Data from Japan's Ministry of Finance published on Thursday showed they bought a net 1.03 trillion yen ($9.22 billion) last week, bringing the total over the past 13 weeks to 6.12 trillion yen ($54.77 billion).

That's the highest level since late 2014, when net buying hit 6.5 trillion yen.

Market players say investors are increasingly buying longer-dated debt, such as five-year bonds. That marks a shift from past investment trends when buyers spurned longer maturities on worries about Japan's massive public debt and mostly focused on shorter-dated notes like two-year notes.

The yield on five-year government bonds (JGB) has been stuck around minus 0.150 percent due to the Bank of Japan's aggressive easing.

However, by swapping cash flows from bonds to dollars and euros - a common strategy among institutional market participants - the investment proposition completely changes.

Because of the large premium investors can earn by swapping foreign currencies for yen, five-year JGBs yield about 3 percent when converted to the dollar, about 50 basis points more than five-year U.S. Treasuries.

When swapped out to euros, they yield more than 0.2 percent.

While euro-based JGB yields have not changed significantly from that level, recent falls in European bond yields have made euro-based JGBs attractive.

"Demand from Europe appears to be very strong. JGBs now yield more than Spanish bonds, and their volatility is very low because of the BOJ's policy, " said Koichi Sugisaki, strategist at Morgan Stanley MUFG Securities.
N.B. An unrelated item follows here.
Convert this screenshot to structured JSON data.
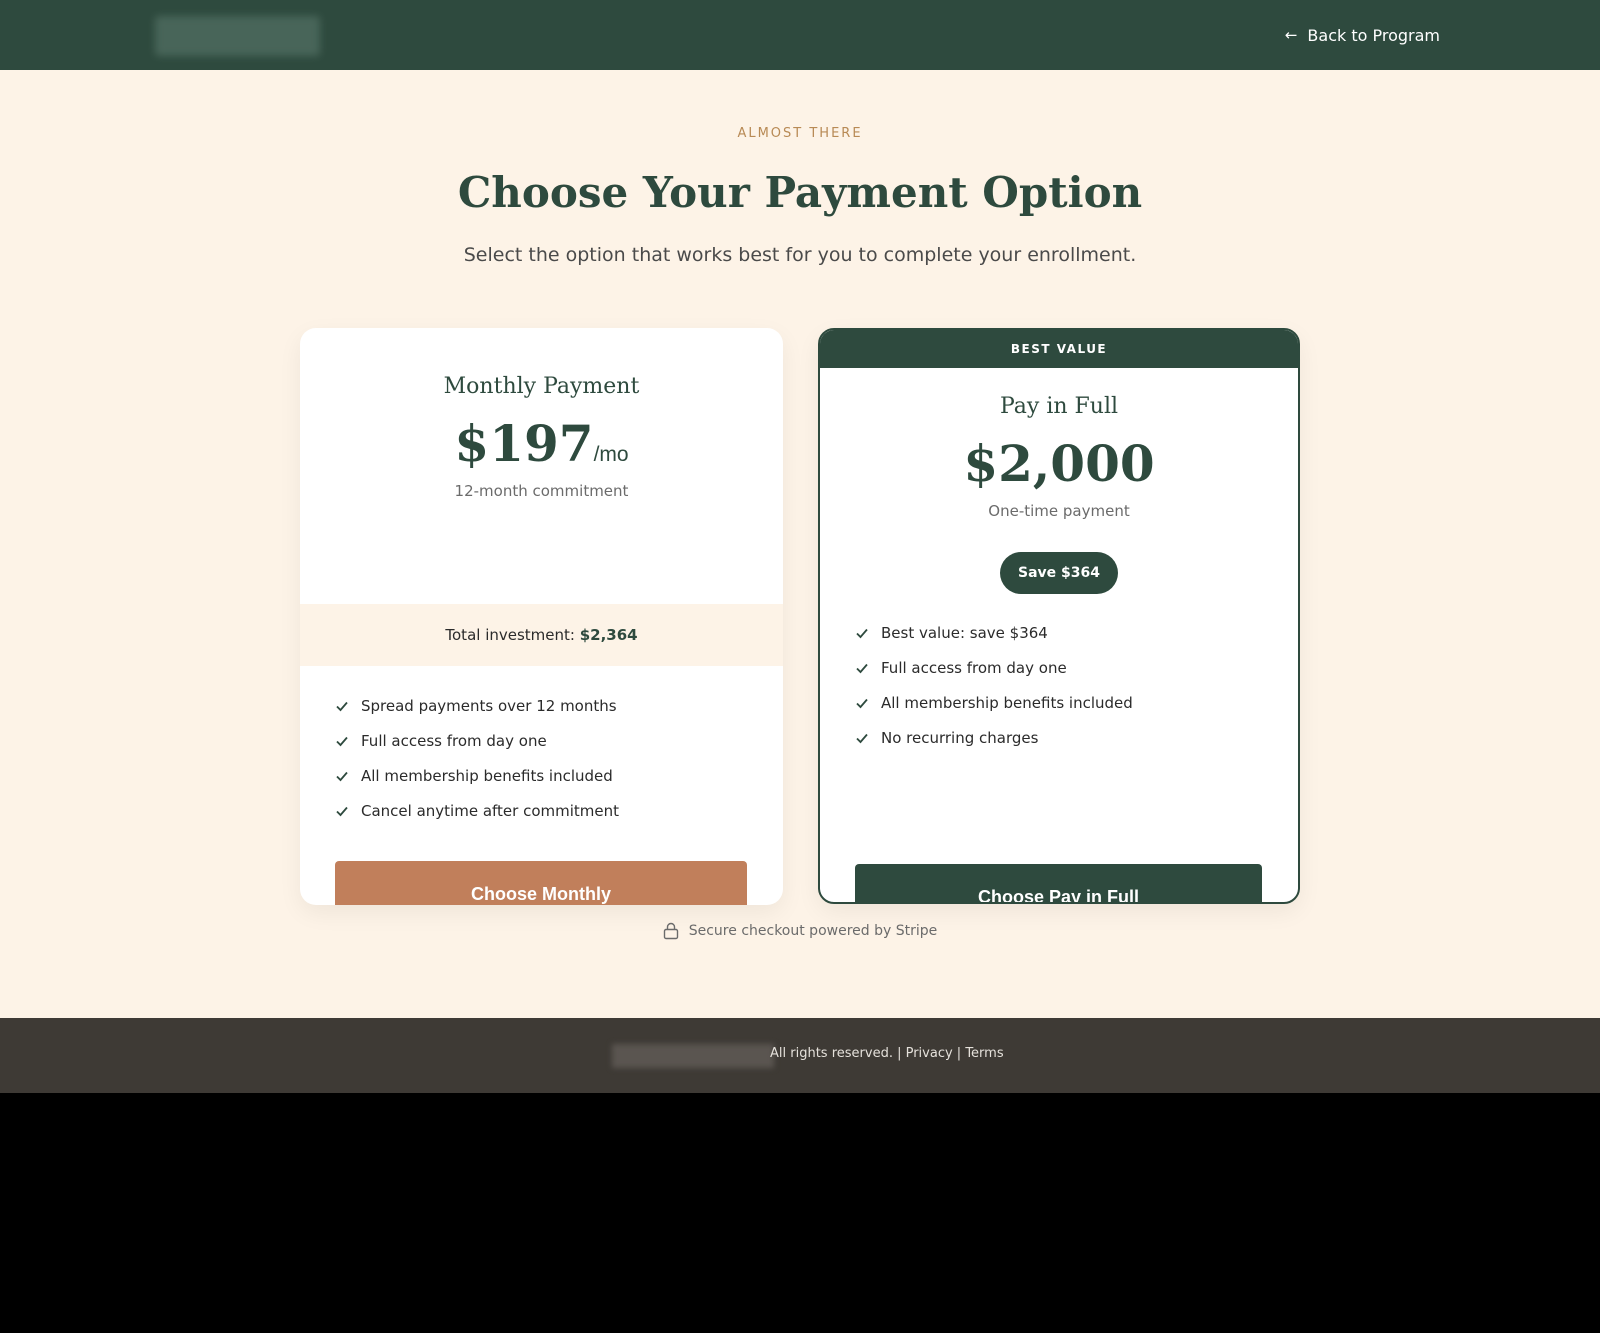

The yield on five-year Spanish bonds, for example, dropped to 0.10 percent on Thursday as sluggish euro zone growth prompted the European Central Bank to push out the timing of a rate hike to beyond next year.

In October last year, they yielded more than 0.75 percent.

LAST-MINUTE SALES

But the boom is likely to slow in April, analysts say, partly because a factor that has helped to enhance JGBs returns for foreign investors is likely to disappear due to Japan's new rules on bank bond investments.

In recent months, many European banks have issued yen bonds in order to increase sufficient financial buffers, the so-called Total loss absorbing capacity (TLAC).

When these banks issue yen bonds, they swap yen to dollars and euros. This demand has contributed to higher swapping costs, which benefit players who would be on the other side of the swap, such as dollar- and euro-based investors who want to buy Japanese bonds.

But European banks' yen bond issuance is likely to diminish, bringing down the extra returns foreign investors could earn on swaps, as Japan's financial watchdog imposes much higher risk weightings on TLAC bonds Japanese banks will buy from April.